並んで待っている間、前の同じ歳ぐらいの子どもに何やら話しかけては、ケンカにならないかと親をヤキモキさせたり(勿論なんともなかった)、かと思えば親が自分を見ている事に気が付いて嬉しそうに笑ったり。順番がきて、係員のお姉さんと何やらお話しして、指示を聞いているときの横顔の真面目そうな面持ちとか。
全部見えるんだけど、遊園地の喧騒もあって全く声が聞こえないから全部が遠い世界の出来事みたいに思えて。
アトラクションが動き始めても一周ぐらいは緊張した顔したまま、まっすぐ前を見て、ハンドル握りしめて。柵の外で待つ親の方など一瞥もしなかった。
2周目で、やっと親を見つけると、まだ少し緊張の残った顔で、小さく手を振ってくれた。
それから、アトラクションが一回転して戻って来るたび、盛大に手を振る親に、律儀に手を振り返してくれた。
あっという間にアトラクションは回転をやめ、係員のお姉さんが
「ベルトを外して下さい」
とアナウンスする。
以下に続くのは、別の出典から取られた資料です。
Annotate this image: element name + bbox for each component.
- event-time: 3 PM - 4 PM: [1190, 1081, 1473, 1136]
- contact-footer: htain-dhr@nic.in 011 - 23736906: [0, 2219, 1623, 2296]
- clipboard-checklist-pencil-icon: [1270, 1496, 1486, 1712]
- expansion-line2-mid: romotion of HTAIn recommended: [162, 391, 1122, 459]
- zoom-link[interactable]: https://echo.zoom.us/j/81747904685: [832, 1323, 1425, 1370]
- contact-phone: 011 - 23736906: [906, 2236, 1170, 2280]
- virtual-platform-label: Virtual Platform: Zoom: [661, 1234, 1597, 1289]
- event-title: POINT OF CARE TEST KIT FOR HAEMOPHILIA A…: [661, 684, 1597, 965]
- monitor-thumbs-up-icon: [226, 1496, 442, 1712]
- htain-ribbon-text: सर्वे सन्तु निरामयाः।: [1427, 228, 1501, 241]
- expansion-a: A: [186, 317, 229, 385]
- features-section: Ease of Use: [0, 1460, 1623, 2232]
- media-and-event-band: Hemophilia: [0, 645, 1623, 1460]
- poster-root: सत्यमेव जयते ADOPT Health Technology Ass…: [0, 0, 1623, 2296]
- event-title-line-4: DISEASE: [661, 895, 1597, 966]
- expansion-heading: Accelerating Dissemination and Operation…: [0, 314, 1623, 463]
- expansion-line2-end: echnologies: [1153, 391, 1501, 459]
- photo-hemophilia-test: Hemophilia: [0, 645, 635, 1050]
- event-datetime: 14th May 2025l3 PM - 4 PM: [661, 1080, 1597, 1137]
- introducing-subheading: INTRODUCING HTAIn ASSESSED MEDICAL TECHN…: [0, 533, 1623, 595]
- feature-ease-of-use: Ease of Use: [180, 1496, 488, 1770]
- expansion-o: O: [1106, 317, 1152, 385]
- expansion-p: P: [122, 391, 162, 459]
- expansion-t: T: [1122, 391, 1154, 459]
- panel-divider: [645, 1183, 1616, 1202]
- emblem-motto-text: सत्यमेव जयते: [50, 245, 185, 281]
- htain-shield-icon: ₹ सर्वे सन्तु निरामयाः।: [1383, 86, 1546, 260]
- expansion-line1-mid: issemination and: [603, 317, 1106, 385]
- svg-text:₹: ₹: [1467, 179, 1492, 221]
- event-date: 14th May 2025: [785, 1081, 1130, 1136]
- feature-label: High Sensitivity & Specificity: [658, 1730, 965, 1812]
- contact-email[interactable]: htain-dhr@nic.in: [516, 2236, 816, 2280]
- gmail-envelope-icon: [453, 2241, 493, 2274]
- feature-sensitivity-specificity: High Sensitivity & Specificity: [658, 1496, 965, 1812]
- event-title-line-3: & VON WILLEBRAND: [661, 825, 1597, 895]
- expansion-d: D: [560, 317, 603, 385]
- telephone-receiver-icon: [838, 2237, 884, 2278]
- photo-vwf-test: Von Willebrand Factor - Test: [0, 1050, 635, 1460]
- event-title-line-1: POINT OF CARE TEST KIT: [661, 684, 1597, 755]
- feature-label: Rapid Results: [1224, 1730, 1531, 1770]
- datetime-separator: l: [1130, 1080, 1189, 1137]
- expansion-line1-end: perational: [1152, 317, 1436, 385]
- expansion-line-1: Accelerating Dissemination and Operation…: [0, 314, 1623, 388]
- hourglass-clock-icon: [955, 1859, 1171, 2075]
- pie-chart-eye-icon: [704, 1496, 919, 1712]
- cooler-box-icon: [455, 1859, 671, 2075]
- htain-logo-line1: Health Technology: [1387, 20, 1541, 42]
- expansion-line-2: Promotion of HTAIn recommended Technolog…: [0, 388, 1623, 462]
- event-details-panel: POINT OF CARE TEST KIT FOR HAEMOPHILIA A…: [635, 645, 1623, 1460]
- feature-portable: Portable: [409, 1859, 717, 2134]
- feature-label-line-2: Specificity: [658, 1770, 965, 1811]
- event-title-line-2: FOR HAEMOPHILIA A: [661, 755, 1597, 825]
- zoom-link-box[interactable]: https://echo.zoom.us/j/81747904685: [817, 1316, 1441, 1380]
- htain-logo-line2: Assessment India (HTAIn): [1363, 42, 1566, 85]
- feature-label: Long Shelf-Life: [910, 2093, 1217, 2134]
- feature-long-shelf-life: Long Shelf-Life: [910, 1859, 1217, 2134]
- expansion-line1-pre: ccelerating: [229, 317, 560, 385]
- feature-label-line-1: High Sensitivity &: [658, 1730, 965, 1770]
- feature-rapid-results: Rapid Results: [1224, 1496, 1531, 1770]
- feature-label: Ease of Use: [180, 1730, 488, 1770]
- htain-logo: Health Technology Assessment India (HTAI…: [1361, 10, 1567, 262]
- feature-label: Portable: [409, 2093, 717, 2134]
即ベルトを外そうとするけれど、バックルが硬いのか外せなくて少し焦っている。
これは係員のお姉さんがお手伝いに来てくれるのを待たないといけないかな?と親が思っているうちに、自分で外せたようで、焦った心細そうな顔が、一瞬で誇り高い顔になった。
遊園地のドラゴンに一人で乗って、自分でベルトも付け外しできるお兄さんの自信。
自身に満ちた足取りで、ドラゴンから降りると柵の外にいる親の所まで走ってきた。
4才の彼の小さな世界が、既に親の手の届かないところに広がりつつある。 なんだか感傷的になってしまって泣きそうになった。
遊園地で遊んだ後、併設のモールのセールを覗いて、子どもにEXPLORE THE UNSEENと書かれた宇宙柄の服を買って帰った。
「まだ見ぬものを探検せよ」
夜眠る前に
「今日、ドラゴン乗る前に係のお姉さんとお話ししていたでしょう?何を話していたの?」と訊くと、
「(お姉さんが)ピンクでもいい?って言って(自分が)うんって言って、ピンク(のドラゴン)に乗った」と教えてくれた。
彼は確かにピンクのドラゴンに乗っていた。最後の1つに乗ったので、5色あるドラゴンのうちピンクしか空いていなかったのだ。
この調子で母の知らない世界のことをこれからも教えてね。